After months of wrangling with angry union leaders and livid government officials, the executive team at Sanofi ($SNY) has stepped back from the big R&D shakeup once threatened in France, offering to rely largely on attrition to scale back its workforce by 900 as it realigns its operations. Still undecided, though, is the fate of its workers in Toulouse, where "potential stakeholders" have been identified who "could maintain the site's scientific or technological capacity."

Staffers in Montpelier, once threatened with the budget ax, will now help the facility "evolve" into a strategic development center while its Strasbourg site is expected to continue to build collaborations with academic groups and biotechs. And instead of handing out pink slips, Sanofi chief Chris Viehbacher says the pharma giant will rely on early retirement and job repositioning to bring down staff levels in France.

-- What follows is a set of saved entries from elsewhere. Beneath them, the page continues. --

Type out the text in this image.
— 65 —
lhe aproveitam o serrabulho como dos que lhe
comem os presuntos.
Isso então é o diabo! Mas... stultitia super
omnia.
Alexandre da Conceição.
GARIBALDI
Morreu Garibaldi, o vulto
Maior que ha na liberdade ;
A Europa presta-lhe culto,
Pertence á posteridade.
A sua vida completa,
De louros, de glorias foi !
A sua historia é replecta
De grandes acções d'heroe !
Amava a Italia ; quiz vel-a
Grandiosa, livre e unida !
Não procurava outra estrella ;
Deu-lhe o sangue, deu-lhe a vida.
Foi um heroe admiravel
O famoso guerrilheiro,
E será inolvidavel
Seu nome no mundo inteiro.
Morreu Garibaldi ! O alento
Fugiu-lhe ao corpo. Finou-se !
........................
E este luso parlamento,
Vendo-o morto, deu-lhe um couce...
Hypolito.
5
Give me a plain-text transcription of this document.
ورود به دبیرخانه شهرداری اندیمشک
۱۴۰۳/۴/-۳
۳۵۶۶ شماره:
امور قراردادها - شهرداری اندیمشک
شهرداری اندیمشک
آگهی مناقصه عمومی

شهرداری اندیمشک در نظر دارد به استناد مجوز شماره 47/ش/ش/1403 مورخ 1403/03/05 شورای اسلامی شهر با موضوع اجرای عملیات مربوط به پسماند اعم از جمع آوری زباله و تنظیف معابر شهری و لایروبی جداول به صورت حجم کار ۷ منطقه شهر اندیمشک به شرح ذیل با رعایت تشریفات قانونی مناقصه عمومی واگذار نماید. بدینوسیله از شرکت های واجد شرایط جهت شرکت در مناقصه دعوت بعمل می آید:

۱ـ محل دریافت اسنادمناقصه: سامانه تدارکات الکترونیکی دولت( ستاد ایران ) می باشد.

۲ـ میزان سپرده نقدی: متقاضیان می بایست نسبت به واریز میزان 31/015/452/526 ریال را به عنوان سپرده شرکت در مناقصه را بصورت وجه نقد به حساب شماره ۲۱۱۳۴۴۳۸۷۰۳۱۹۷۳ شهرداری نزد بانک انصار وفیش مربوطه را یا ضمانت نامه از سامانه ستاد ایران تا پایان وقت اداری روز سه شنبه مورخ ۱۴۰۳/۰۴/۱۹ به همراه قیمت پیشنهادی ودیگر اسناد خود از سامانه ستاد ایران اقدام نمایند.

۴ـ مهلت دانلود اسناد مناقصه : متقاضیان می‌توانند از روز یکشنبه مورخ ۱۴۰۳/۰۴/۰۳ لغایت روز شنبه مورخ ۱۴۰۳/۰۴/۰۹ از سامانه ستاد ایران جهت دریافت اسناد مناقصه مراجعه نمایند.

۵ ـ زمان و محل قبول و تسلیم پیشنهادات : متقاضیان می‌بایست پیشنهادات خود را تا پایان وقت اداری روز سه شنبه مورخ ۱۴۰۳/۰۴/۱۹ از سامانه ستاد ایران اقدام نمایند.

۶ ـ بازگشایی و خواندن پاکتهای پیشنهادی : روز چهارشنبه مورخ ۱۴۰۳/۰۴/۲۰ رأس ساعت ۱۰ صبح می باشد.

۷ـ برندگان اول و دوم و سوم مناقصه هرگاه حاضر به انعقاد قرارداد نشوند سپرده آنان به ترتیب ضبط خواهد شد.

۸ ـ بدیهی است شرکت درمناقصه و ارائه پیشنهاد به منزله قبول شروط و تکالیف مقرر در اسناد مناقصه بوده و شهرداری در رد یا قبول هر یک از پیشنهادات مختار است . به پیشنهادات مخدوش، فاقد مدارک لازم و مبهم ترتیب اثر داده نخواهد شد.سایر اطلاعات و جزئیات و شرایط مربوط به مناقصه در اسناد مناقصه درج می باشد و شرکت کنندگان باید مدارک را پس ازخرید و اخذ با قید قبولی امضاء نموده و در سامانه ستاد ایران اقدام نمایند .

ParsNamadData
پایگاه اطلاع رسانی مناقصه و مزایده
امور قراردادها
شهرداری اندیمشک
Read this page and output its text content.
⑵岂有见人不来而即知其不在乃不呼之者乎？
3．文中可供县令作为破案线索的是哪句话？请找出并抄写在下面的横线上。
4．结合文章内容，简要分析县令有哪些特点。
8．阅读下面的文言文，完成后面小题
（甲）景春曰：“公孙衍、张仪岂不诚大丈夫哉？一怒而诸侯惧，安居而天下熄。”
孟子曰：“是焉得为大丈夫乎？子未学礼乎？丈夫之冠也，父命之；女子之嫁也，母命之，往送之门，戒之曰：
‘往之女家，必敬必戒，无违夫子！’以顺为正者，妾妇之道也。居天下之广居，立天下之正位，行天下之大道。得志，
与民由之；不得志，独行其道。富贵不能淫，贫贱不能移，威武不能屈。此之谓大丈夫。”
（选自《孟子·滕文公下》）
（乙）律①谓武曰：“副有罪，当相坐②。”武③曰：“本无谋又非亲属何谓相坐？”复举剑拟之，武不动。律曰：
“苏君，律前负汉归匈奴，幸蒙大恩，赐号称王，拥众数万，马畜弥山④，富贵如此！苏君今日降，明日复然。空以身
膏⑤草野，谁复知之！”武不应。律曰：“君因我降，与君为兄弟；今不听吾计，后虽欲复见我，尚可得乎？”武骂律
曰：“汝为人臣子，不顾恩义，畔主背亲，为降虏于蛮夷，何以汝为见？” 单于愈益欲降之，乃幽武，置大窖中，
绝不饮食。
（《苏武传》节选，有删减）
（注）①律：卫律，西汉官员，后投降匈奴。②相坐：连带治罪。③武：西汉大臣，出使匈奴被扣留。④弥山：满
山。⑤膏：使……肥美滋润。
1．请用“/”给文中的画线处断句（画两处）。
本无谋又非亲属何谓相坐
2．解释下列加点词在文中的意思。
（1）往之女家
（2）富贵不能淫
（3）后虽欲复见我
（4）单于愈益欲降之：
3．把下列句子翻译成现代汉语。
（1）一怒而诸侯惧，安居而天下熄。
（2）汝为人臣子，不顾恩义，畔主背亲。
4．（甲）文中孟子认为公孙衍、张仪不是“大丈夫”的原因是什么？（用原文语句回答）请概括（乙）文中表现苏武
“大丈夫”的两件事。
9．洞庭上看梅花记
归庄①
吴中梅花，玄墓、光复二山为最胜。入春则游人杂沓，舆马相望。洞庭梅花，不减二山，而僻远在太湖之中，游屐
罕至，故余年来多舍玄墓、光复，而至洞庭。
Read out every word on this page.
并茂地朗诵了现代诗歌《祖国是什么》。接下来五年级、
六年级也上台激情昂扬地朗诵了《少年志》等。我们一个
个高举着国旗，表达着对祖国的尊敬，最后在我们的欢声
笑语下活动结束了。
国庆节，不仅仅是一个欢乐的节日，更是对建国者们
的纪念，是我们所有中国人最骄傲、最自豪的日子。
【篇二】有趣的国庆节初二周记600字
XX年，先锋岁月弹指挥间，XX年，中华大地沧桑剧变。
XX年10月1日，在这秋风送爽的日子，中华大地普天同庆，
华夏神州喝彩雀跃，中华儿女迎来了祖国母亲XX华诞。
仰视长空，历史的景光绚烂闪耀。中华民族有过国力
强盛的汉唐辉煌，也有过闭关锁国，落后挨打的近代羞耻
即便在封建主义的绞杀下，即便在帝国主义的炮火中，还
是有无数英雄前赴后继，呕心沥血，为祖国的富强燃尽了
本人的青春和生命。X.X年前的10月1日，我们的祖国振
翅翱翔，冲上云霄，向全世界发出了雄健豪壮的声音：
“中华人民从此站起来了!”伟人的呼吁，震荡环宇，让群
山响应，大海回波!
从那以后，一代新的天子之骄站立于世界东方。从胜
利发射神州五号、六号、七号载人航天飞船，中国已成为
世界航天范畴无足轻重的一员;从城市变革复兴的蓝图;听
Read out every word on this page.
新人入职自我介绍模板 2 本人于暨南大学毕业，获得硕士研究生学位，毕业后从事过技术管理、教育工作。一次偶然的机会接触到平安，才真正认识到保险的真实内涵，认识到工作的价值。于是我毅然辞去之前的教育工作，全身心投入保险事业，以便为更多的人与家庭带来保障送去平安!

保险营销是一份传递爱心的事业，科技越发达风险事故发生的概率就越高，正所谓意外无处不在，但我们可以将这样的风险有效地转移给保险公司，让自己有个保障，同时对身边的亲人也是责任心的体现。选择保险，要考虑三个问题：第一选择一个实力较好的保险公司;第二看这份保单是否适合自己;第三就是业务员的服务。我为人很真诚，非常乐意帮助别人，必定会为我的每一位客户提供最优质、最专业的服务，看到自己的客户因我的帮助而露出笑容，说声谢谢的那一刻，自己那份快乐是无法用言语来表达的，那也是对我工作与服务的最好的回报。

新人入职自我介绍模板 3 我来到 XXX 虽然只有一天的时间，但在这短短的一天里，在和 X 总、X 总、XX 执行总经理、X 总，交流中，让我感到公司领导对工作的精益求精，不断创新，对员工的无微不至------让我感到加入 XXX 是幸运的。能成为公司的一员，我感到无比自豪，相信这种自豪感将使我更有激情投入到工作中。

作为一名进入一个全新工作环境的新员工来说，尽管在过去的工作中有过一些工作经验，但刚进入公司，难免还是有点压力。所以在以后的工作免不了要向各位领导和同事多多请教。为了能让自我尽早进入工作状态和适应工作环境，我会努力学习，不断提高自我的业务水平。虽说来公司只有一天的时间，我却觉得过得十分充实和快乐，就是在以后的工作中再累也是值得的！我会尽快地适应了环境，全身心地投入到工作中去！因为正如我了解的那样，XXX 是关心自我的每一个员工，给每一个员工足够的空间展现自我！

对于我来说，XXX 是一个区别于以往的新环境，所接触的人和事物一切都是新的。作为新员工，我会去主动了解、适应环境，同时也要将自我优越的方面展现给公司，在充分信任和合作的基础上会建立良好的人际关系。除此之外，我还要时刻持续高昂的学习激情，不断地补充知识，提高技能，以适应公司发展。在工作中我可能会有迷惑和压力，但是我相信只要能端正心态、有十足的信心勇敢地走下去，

Sanofi isn't just cutting back in France. The pharma company also spelled out plans to boost R&D in Vitry/Alfortville and Chilly-Mazarin/Longjumeau while a new center on infectious diseases will be created in Lyon. Conversations over the future of Toulouse will continue in the weeks ahead.

French Industry Minister Arnaud Montebourg, who had personally scolded Viehbacher for pushing layoffs at a time the company has been reporting healthy profits, claimed a victory today, telling reporters that the company had reduced its targeted layoffs from 2,300 to 1,370. And he's still agitating for an even smaller number.

"After a meeting with the CEO, whom I saw again last night, I explained that this layoff plan was abusive and that it needed to be reduced, which has been done in two waves," he said, according to a report from Reuters.

Viechbacher, though, has been following a path on R&D restructuring already blazed by some of his giant rivals in the field. Roche ($RHHBY), Pfizer ($PFE), Merck KGaA and others all been shuttering some of the world's oldest drug complexes while relocating work to key global biotech centers around the world. And the CEO hasn't been afraid to spell out his own frustrations about the poor productivity of the French R&D operation. He recently told reporters that the French group hadn't produced an important new drug in 20 years. Cutbacks in France are coming as Sanofi beefs up its work in Boston, home to one of the world's most thriving biotech hubs. 

That position hasn't won Viehbacher any friends in the unions, which plan to go ahead with a strike on Oct. 3 as they protest the possibility of deeper cuts ahead in Toulouse.